Now we have all three communication modes at our disposal: Expedience, Conversation and Relationship. We don’t want to haggle over commodities but we’re experts in prestige and the tools of our trade and we want the good life at great prices. You’ll find us over at CostCo, loading paper towels into our Mercedes. Next we’ll stop at CompUSA, grooving to our iPod while stocking up on commodity CD blanks to Rip Mix Burn on our tricked-out iMac. Back home, we’ll order cut-rate printer cartridges from inks4art.com since CostCo and CompUSA only stock the Epson parts.

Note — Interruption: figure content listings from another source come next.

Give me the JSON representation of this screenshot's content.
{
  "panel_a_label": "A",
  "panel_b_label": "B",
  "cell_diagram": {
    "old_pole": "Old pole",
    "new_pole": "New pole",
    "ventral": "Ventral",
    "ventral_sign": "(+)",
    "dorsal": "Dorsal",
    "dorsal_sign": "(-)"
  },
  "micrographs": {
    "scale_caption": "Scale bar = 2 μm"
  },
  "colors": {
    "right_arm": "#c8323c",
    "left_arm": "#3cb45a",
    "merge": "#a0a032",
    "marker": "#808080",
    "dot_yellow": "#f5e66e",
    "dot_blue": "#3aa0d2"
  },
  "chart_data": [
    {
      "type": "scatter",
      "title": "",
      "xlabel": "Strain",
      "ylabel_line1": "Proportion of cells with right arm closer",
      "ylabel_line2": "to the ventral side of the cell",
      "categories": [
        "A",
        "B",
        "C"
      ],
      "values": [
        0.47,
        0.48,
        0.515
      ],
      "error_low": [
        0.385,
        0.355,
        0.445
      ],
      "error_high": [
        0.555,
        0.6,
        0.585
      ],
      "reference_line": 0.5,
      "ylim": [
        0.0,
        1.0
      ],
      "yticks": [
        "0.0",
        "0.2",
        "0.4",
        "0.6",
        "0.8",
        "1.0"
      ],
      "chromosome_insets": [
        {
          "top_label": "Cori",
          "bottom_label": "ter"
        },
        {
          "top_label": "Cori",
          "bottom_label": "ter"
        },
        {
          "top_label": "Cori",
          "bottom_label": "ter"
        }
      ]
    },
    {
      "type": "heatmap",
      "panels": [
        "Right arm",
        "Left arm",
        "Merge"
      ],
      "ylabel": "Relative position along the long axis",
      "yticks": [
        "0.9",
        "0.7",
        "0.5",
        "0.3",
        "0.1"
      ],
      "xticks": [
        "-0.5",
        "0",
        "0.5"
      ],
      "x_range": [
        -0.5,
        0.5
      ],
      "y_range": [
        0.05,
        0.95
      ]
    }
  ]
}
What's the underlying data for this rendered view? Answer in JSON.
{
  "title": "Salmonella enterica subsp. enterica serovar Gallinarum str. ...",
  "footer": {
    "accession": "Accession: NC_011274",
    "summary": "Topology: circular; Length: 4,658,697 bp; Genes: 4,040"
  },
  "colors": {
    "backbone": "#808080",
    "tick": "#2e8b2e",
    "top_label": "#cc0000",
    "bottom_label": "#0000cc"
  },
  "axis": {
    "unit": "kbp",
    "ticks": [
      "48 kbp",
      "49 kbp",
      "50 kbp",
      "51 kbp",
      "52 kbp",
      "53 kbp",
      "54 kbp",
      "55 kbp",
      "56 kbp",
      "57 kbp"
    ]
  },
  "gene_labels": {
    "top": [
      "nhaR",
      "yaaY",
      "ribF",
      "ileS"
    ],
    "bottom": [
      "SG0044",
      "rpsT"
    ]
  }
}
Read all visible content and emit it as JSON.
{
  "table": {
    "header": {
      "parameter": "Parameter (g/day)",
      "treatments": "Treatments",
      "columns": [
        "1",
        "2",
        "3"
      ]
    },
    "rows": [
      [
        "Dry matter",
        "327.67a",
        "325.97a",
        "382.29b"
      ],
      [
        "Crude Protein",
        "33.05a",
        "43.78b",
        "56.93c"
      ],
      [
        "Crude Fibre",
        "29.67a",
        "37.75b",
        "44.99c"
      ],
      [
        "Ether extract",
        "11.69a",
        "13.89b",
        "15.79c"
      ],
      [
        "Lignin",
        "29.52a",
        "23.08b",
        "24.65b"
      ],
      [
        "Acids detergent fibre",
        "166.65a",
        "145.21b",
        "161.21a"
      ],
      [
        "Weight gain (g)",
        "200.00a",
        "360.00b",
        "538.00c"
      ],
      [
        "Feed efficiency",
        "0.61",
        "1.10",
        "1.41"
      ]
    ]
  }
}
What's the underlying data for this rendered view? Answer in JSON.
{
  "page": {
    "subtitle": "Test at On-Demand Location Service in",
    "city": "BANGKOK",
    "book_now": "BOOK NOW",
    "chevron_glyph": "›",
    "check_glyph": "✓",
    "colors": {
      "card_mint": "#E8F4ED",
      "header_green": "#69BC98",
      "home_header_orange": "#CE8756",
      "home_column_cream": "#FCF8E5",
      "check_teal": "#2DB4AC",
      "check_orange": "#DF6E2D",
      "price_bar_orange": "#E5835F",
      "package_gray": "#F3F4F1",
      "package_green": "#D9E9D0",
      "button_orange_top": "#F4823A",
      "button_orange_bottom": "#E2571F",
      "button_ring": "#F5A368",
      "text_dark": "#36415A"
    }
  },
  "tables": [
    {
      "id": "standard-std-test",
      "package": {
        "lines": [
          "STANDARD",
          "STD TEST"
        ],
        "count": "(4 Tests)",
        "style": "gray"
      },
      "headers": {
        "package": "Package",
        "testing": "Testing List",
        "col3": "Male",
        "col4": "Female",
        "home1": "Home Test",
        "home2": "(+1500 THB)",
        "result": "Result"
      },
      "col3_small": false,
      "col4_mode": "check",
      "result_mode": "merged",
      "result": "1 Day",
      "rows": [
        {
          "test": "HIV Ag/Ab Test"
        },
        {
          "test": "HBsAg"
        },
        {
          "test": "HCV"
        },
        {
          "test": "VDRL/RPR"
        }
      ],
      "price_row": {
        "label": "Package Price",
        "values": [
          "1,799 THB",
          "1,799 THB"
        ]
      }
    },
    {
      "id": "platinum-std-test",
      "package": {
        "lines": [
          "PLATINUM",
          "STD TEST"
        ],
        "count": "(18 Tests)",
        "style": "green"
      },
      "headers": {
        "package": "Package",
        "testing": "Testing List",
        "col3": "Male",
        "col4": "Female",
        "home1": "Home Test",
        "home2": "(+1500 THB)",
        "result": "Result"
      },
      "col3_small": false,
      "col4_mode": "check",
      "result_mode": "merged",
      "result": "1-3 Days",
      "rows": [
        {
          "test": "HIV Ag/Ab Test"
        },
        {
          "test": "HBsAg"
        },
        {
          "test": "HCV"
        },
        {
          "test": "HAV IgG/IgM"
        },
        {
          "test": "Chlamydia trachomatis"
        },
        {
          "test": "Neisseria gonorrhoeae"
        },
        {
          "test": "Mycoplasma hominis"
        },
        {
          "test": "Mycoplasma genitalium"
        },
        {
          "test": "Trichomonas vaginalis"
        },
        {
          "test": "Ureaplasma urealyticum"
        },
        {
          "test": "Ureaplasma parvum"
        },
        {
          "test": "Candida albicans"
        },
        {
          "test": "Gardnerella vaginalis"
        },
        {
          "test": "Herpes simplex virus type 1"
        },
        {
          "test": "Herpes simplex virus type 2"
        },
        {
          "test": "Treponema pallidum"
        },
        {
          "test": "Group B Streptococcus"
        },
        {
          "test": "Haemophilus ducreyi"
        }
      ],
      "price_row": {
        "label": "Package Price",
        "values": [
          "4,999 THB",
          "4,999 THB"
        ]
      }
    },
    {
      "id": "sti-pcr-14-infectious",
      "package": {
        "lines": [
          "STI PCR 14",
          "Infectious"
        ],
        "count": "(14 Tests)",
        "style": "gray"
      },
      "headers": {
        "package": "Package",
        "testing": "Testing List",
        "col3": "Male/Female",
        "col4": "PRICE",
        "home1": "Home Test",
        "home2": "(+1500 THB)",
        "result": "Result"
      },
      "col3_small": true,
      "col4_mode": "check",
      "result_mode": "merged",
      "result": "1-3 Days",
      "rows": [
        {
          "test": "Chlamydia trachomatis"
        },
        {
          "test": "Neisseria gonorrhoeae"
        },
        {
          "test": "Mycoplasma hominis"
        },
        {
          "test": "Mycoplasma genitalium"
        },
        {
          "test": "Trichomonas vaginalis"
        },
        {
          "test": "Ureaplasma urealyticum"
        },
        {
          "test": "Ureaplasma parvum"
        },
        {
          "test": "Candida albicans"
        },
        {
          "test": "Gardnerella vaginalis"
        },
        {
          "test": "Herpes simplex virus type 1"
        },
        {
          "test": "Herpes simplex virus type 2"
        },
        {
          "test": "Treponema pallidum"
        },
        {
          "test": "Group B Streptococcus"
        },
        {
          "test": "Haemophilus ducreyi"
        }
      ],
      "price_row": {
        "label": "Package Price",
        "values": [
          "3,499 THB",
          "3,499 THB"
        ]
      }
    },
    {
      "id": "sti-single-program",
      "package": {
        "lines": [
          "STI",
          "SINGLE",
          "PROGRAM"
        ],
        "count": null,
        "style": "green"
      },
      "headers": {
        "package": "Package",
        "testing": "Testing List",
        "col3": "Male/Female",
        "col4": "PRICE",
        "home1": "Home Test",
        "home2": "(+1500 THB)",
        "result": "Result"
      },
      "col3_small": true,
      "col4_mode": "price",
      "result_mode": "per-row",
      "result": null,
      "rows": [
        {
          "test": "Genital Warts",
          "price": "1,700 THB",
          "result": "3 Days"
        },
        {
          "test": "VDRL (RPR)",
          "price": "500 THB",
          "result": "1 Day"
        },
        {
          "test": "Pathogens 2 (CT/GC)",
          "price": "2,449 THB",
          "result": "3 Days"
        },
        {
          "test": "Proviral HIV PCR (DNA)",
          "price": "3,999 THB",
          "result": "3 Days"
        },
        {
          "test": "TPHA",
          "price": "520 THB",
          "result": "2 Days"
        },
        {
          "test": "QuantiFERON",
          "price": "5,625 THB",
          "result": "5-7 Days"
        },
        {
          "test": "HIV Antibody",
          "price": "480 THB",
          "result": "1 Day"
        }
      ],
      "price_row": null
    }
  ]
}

How will we know about those tomatoes and steaks? The same way we knew about them in the bazaar: Reputation. Reputation, that evanescent characteristic owned by everyone except the person it’s attached to. Reputation, the secret sauce of a decommodified life. Reputation, the public knowledge that’s too important to be left to private data.
Clue the Data, Maestro
We’ve not yet developed a clued-in context to help us talk about open data as A Good Thing, or even why it might be. Aside from anecdotal web sites and blogs (randomly linked but otherwise disconnected), there is no user-centric open data yet, where relationship information, reputation, is threaded and mirrored in the mind/data spaces of the seller and the buyer. Consider this stunning fact: There is still no example of public, open data.
Big companies insist on mirroring data for their B2B transactions, often using the EDI protocol or the more pervasive my_lawyers_vs._your_lawyers protocol (FYTP). They can afford the effort to 1) agree to agree, 2) explicate the agreement, 4) staff for compliance and 5) go to court to weasel out of or enforce the agreement. But you and I don’t have that luxury and we can’t compete with mass merchandisers interpreting our data for us, constrained by business models and data architectures that can’t scale to the public forum.
Companies hate public scrutiny as much as agoraphobic hermits hibernating year round. They would never conceive of open data along the Xpertweb model so data for the rest of us is a job for the rest of us. The Internet and FTP and email and the web was built by clued individuals who proved it could scale
What might fuel such a profound shift? What’s even more powerful than companies’ behind-the-scenes collusion, haggling, defaults and legal maneuvering? Publicity, and its dependent, politics. Publicity is literally openness.
Openness trumps legality, PR, accounting, advertising, good intentions, pricing, litigation and every other mechanism that convinces us it’s a good idea to buy over-hyped commodities and sell an hour of our time for $20 so the company can resell it for $60. A single email may be enough openness to bring bankers down who once would have moved quietly on to another firm to do it all over again. When reputation data is too broadly distributed to be hidden and too obvious to be spun, we’ll have recaptured the User Interface enjoyed by generations of traders in the stalls of Chaldea, relating to generations of customers, teaching the world how to serve the customer and the bottom line.
Like any relationship, it’s a two way street. Gradually we’ll remember how to be great customers, embracing and extending seller’s customization skills, relating through authentic conversations and coaxing each other into the peer economy, one expert at a time.